Shiratori Y, Houweling M, Zha X, Tabas I
Department of Medicine, Columbia University College of Physicians and Surgeons, New York, New York 10032, USA.
J Biol Chem. 1995 Dec 15;270(50):29894-903. doi: 10.1074/jbc.270.50.29894.
Free cholesterol-loaded macrophages in atheromata synthesize excess phosphatidylcholine (PC), which may be an important adaptive response to the excess free cholesterol (FC) load. We have recently shown that FC loading of macrophages leads to 2-4-fold increases in PC mass and biosynthesis and to the post-translational activation of the membrane-bound form of CTP:phosphocholine cytidylyltransferase (CT), a key enzyme in PC biosynthesis. Herein, we explore further the mechanism of CT activation in FC-loaded macrophages. First, enrichment of membranes from control macrophages with FC in vitro did not increase CT activity, and PC biosynthesis in vivo is up-regulated by FC loading even when CT and FC appear to be mostly in different intracellular sites. These data imply that FC activates membrane-bound CT by a signaling mechanism. That the proposed signaling mechanism involves structural changes in the CT protein was suggested by data showing that two different antibodies against synthetic CT peptides showed increased recognition of membrane-bound CT from FC-loaded cells despite no increase in CT protein. Since CT is phosphorylated, two-dimensional maps of peptides from 32P-labeled control and FC-loaded macrophages were compared: six peptide spots from membrane-bound CT, but none from soluble CT, were dephosphorylated in the FC-loaded cells. Furthermore, incubation of FC-loaded macrophages with the phosphatase inhibitor, calyculin A, blocked increases in both PC biosynthesis and antipeptide-antibody recognition of CT. Last, treatment of membranes from control macrophages with lambda phage protein phosphatase in vitro increased both CT activity (2-fold) and antipeptide-antibody recognition of CT; soluble CT activity and antibody recognition were not substantially affected by phosphatase treatment. In summary, FC loading of macrophages leads to the partial dephosphorylation of membrane-bound CT, and possibly other cellular proteins, which appears to be important in CT activation. This novel regulatory action of FC may allow macrophages to adapt to FC loading in atheromata.

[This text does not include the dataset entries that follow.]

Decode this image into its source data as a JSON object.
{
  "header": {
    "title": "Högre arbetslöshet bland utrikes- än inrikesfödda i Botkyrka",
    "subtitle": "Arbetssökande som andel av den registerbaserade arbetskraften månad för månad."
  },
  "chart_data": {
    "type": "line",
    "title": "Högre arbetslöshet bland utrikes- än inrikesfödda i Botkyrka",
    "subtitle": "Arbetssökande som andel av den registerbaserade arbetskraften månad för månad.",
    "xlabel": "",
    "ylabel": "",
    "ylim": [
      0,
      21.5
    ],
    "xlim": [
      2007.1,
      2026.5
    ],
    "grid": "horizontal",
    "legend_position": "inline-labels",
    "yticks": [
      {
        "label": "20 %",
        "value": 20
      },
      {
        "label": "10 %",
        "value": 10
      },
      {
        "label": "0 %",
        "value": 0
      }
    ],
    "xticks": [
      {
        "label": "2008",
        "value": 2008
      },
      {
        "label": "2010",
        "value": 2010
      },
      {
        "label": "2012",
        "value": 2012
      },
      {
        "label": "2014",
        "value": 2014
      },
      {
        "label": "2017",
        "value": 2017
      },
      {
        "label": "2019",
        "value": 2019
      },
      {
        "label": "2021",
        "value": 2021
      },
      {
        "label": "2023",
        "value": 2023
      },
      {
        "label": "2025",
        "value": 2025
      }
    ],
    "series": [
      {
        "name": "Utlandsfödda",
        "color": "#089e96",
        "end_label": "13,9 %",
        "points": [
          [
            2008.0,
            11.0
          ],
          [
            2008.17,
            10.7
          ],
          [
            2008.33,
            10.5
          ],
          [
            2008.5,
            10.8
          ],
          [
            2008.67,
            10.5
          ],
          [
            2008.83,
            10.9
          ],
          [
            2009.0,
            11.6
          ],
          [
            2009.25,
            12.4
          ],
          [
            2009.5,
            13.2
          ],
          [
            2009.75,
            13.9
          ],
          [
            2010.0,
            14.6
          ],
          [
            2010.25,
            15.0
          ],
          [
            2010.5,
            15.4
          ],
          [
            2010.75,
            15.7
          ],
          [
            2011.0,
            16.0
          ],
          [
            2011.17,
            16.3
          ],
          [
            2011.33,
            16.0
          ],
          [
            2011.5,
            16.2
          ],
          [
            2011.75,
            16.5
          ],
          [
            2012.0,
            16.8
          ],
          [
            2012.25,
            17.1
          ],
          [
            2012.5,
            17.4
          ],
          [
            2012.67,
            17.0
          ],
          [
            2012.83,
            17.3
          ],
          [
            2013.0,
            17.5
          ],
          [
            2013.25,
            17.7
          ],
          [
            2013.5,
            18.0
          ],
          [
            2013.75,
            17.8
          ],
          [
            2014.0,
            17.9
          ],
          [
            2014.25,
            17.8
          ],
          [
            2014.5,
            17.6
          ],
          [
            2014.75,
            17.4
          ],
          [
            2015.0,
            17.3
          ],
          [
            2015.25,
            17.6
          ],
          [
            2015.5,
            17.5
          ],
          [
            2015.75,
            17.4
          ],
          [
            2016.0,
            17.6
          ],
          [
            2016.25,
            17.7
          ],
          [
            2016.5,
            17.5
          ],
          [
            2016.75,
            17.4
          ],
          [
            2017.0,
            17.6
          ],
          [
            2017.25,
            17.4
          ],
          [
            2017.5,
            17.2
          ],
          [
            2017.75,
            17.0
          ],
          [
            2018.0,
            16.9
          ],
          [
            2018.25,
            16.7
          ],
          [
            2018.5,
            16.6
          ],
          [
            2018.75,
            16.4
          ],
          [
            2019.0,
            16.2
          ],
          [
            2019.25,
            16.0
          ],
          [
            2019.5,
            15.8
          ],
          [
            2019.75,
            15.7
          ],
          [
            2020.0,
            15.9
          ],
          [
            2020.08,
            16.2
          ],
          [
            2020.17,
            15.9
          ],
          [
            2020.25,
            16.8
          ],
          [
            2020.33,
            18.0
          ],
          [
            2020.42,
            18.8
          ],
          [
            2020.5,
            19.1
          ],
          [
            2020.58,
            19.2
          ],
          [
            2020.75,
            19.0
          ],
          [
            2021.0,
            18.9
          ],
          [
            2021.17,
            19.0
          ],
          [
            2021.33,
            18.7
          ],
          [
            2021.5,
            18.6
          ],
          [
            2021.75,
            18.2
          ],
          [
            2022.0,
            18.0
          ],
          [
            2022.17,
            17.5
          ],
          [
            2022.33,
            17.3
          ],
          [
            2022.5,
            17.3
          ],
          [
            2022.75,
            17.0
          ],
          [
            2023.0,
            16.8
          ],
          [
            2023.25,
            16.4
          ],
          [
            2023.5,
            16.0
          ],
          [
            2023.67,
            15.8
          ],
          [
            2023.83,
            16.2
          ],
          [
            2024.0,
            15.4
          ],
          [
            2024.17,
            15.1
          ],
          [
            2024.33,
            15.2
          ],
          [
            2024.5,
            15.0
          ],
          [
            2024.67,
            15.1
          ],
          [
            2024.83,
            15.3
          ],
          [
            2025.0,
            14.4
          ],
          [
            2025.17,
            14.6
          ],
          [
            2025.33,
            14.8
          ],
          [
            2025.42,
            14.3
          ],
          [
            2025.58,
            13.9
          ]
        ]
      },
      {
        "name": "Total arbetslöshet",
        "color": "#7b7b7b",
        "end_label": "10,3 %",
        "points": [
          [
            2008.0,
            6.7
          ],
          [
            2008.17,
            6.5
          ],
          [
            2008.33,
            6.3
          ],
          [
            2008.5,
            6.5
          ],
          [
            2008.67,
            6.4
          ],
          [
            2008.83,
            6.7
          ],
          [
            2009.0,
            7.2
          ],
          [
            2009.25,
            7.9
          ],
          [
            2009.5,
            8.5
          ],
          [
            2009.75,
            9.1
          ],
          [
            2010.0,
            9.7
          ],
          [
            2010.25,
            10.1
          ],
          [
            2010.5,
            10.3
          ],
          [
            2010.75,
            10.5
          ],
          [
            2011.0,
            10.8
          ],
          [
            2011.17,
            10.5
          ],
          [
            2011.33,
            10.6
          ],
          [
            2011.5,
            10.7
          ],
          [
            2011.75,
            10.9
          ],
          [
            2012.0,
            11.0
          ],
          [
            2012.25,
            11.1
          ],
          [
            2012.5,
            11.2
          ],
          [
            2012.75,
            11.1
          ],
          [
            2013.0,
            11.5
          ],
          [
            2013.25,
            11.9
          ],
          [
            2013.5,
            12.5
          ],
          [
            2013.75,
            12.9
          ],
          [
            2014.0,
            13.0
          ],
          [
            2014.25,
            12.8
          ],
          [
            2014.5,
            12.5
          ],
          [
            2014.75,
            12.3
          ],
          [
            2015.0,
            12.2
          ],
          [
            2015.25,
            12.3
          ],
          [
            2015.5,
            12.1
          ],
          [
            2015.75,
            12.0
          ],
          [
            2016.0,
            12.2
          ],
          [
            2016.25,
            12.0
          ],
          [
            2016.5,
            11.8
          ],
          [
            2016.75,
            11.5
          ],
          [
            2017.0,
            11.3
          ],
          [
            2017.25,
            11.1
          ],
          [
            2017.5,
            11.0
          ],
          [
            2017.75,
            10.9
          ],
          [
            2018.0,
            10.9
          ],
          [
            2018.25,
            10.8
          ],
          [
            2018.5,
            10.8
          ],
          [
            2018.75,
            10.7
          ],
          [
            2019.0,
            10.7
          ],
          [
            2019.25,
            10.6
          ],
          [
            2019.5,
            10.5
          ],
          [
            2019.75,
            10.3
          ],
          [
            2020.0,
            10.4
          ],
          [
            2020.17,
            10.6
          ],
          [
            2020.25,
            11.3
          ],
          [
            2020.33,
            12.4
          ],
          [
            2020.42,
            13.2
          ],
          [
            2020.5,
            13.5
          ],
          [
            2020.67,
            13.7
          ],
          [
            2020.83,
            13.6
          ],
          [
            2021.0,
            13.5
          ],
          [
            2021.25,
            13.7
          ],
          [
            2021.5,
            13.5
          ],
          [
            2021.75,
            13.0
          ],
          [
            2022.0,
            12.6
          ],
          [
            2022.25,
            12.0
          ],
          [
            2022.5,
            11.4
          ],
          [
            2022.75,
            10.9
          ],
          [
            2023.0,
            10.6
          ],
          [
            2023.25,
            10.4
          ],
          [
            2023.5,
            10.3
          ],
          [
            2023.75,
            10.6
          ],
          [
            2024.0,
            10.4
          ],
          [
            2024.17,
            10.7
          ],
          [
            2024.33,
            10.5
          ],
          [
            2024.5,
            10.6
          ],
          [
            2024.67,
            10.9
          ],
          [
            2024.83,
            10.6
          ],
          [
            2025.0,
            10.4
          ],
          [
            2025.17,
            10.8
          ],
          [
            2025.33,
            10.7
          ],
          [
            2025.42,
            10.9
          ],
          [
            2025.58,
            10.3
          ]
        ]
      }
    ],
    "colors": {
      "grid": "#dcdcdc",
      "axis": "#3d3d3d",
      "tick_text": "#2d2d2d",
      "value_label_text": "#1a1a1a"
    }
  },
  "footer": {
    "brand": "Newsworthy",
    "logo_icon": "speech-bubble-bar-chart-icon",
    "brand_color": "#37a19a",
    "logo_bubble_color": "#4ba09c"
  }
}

动脉粥样斑块中富含游离胆固醇的巨噬细胞会合成过量的磷脂酰胆碱(PC),这可能是对过量游离胆固醇(FC)负荷的一种重要适应性反应。我们最近发现,巨噬细胞加载FC会导致PC质量和生物合成增加2至4倍,并导致CTP:磷酸胆碱胞苷转移酶(CT)膜结合形式的翻译后激活,CT是PC生物合成中的关键酶。在此,我们进一步探讨FC加载的巨噬细胞中CT激活的机制。首先,体外将对照巨噬细胞膜用FC富集并不会增加CT活性,并且即使CT和FC似乎大多位于不同的细胞内位点,体内PC生物合成仍会因FC加载而上调。这些数据表明FC通过信号传导机制激活膜结合的CT。有数据显示,尽管CT蛋白没有增加,但针对合成CT肽的两种不同抗体对来自FC加载细胞的膜结合CT的识别增加,这表明所提出的信号传导机制涉及CT蛋白的结构变化。由于CT会被磷酸化,因此比较了来自32P标记的对照和FC加载巨噬细胞的肽段二维图谱:在FC加载的细胞中,膜结合CT的六个肽点去磷酸化,而可溶性CT的肽点没有去磷酸化。此外,用磷酸酶抑制剂花萼海绵诱癌素A孵育FC加载的巨噬细胞,会阻断PC生物合成的增加以及CT的抗肽抗体识别。最后,体外使用λ噬菌体蛋白磷酸酶处理对照巨噬细胞膜会使CT活性(增加2倍)和CT的抗肽抗体识别均增加;可溶性CT活性和抗体识别不受磷酸酶处理的显著影响。总之,巨噬细胞加载FC会导致膜结合CT以及可能的其他细胞蛋白部分去磷酸化,这似乎对CT激活很重要。FC的这种新型调节作用可能使巨噬细胞适应动脉粥样斑块中的FC负荷。